Pittsburgh Triathlon Plans More Water Testing

  • Pittsburgh Triathlon, swimmers in the Allegheny River. Photo: Friends of the Riverfront.

May 30, 2014

More people are taking part in triathlons in the U.S., races that include running, biking, and swimming. But in some cities jumping into the water can be a health concern, especially in places where sewage flows into the water after it rains. This year the Pittsburgh Triathlon is increasing river testing before the event, to ensure the water is clean enough to swim.

The Triathlon has been around for 17 years. It made headlines last summer when a few athletes reported feeling sick after swimming up to 2.4 miles in the Allegheny River Downtown.

Tom Baxter is executive director of Friends of the Riverfront, which organizes the race. He says in previous years, they’ve asked Allegheny County to test pollution levels in the river. But he says the results weren’t helpful on race day.

“The issue with those is it takes 24 hours to report on those findings, and that water as you know in a river is going to flow further downstream. Also the testing we had done was right on the riverbank, and the water quality is different from the riverbank to the swim course.”

Baxter says leading up to the race this year they will take water samples from the exact location of the swim course under different flow and weather conditions.

“What’s happening now is we’re making predictive models, and that way we will know with some degree of certainty what the water quality actually is, and also we will post that information online and also in the race tent. So it’s very clear and upfront, athletes can read it, review it, and make their decisions.”

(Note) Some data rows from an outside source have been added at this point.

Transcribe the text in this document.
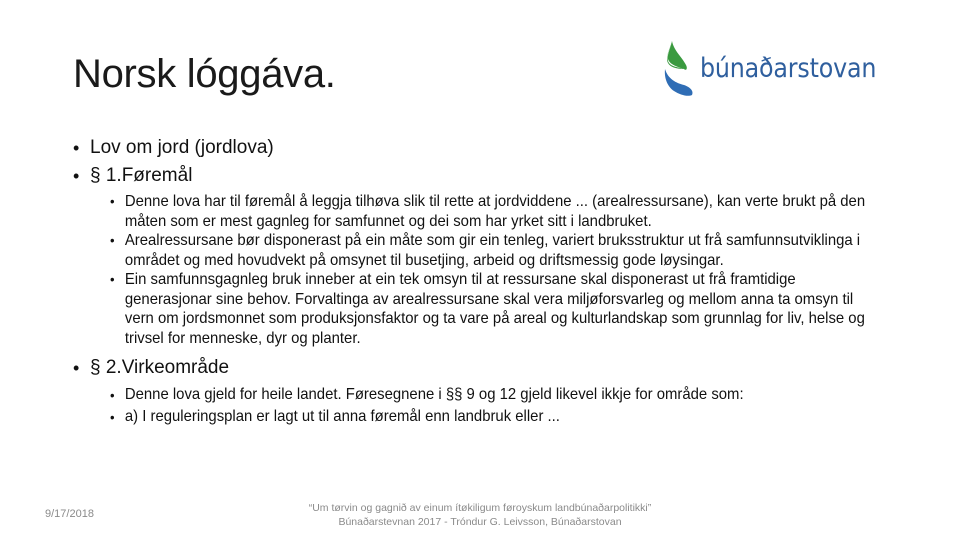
Norsk lóggáva.	búnaðarstovan
• Lov om jord (jordlova)
• § 1.Føremål
• Denne lova har til føremål å leggja tilhøva slik til rette at jordviddene ... (arealressursane), kan verte brukt på den måten som er mest gagnleg for samfunnet og dei som har yrket sitt i landbruket.
• Arealressursane bør disponerast på ein måte som gir ein tenleg, variert bruksstruktur ut frå samfunnsutviklinga i området og med hovudvekt på omsynet til busetjing, arbeid og driftsmessig gode løysingar.
• Ein samfunnsgagnleg bruk inneber at ein tek omsyn til at ressursane skal disponerast ut frå framtidige generasjonar sine behov. Forvaltinga av arealressursane skal vera miljøforsvarleg og mellom anna ta omsyn til vern om jordsmonnet som produksjonsfaktor og ta vare på areal og kulturlandskap som grunnlag for liv, helse og trivsel for menneske, dyr og planter.
• § 2.Virkeområde
• Denne lova gjeld for heile landet. Føresegnene i §§ 9 og 12 gjeld likevel ikkje for område som:
• a) I reguleringsplan er lagt ut til anna føremål enn landbruk eller ...
9/17/2018	“Um tørvin og gagnið av einum ítøkiligum føroyskum landbúnaðarpolitikki”
Búnaðarstevnan 2017 - Tróndur G. Leivsson, Búnaðarstovan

Baxter says organizers could cancel the swim leg of the race if e-coli levels are too high. They are still determining criteria for when that might be deemed necessary. If it happens, athletes would be asked to run or bike twice, to maintain the event as a triathalon. Baxter says the increased testing is a positive step for the race.  They’ve already maxed out on the number of people who can participate—1,500—and the race isn’t until August.